Words are always bouncing around in my head. Bits of lyric, lines from movies, poems, novels, and I am always struck by the way that something as evanescent as words can have such an everlasting effect. I love to go out and wrangle a bunch of words and pen them together into a sentence. Did you ever hear that Bob Dylan song Subterranean Homesick Blues? Legend has it that when asked what it meant, Dylan said “I don’t know, I just wrote it.” I know what he means.
And reading—there is something so benign, so safe, about reading. If I can read, or watch TV, I feel safe, because these are solitary activities, where I found safety as a kid. They take you away to a better world, and they are partaken of in this world often in a hiding place, or at least a solitary one. One of my favorite times was when I woke up deep in the night and couldn’t go back to sleep. I would go downstairs and turn on the TV really low, and I would be safe, all the dangers in my house asleep, and I would drift off into other times and places, worlds I could observe from a safe remove. I thought if stories could be my oases, why not write them myself, create my own? My own writing has to be something I would want to read, or it’s no good.
The process? I find I don’t spend all that much time at the blank screen, but I do a lot of thinking, a lot of gathering of scraps of dialogue or observation, a lot of research. When I am writing about a topic, it is much on my mind, and I hope that whatever goes on in my conscious mind is occurring because my unconscious is trying to wrestle the topic to ground. I also carry a notebook in which I am forever scribbling.

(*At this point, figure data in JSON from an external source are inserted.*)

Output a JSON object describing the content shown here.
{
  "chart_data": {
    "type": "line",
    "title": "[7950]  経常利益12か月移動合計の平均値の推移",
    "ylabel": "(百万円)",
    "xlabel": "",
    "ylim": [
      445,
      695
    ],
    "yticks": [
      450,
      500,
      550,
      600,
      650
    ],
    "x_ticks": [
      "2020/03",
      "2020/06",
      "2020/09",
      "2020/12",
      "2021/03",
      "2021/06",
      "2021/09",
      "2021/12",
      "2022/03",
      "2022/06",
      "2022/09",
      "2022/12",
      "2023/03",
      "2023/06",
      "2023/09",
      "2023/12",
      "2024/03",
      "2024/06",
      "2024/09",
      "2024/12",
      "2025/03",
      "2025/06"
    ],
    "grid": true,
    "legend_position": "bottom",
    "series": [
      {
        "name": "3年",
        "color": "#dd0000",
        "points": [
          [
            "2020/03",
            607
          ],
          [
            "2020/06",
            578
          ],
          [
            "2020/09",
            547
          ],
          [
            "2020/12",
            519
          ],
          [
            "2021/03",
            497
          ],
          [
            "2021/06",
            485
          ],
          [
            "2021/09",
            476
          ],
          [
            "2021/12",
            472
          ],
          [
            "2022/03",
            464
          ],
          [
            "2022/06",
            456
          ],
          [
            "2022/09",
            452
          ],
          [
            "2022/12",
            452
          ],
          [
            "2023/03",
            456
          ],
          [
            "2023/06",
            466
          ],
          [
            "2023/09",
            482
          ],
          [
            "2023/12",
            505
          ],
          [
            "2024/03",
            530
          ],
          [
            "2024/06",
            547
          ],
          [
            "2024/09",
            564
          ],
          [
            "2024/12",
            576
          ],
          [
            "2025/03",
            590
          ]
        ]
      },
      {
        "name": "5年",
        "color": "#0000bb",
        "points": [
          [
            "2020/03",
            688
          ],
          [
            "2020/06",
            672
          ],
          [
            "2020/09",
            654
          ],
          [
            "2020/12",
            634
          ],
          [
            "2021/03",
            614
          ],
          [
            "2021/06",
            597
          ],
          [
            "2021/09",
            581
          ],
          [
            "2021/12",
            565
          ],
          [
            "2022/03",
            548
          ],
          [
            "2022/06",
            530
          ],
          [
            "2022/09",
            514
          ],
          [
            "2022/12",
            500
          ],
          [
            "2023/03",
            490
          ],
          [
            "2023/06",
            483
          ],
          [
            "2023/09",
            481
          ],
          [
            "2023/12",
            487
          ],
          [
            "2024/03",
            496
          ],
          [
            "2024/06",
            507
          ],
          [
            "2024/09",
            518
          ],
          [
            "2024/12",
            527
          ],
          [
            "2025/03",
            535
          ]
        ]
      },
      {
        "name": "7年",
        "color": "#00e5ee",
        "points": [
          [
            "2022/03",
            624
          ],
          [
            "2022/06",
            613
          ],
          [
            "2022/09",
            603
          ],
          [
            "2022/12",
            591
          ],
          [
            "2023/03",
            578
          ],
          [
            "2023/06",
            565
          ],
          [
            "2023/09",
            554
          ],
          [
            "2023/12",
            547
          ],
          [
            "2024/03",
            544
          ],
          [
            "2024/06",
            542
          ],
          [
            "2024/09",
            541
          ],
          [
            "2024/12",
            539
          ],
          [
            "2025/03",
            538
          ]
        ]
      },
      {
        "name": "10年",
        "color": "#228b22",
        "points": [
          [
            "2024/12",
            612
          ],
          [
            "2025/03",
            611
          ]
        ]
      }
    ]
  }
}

Sometimes, though, I just have to sit and write. . Even if I don’t bring anything with me to the blank page, I find that writing begets writing. You sit and put something down , anything, and then see what it connects to. And what that new thing connects to. Because it is true, I believe, that everything is connected. You may start someplace far away from the territory you want to visit, but never fear, you will eventually get to where you should go.
I don’t, however, like to edit. I am not one of those geniuses for whom pages and pages of sterling prose come immediately off the pen., but I find the process of editing exhausting, no fun. What I enjoy is flying along, seeing if the next thing I put down really sings, hoping to play my keyboard like Johnny B Goode plays his guitar—just like ringin’ a bell.
I’m not a rock star or former President. Nothing amazing has happened to me. My mentor, my writing teacher Marion Roach Smith, says that there is no such thing as an ordinary life, that all lives are extraordinary, and that you have to write extraordinarily well in order to relate that to your readers. Your particular story should partake in the universally human, so that your readers will recognize you as another player in our human drama. And there needs to be change, even transcendence or epiphany in your story, for another to want to read you.
The public has a fascination with the spectacular, and so James Frey lied about his addiction and jail time. Dirty pool to be sure, but I know the impulse that drove him. Maybe Marion is right (I hope she is) and the ordinary life can be rendered in ways that are compelling. I hang on to that when I am tempted to dramatize and exaggerate my tale. It’s funny, this impulse to write a Song of Myself that will keep readers up nights reading, that shows an ordinary guy like myself can have a life worth reading about. But I want to write it in a way that shows I am an exceptional writer, an exceptional thinker, an exceptional poet. Even funnier, this urge to be special is quite ordinary.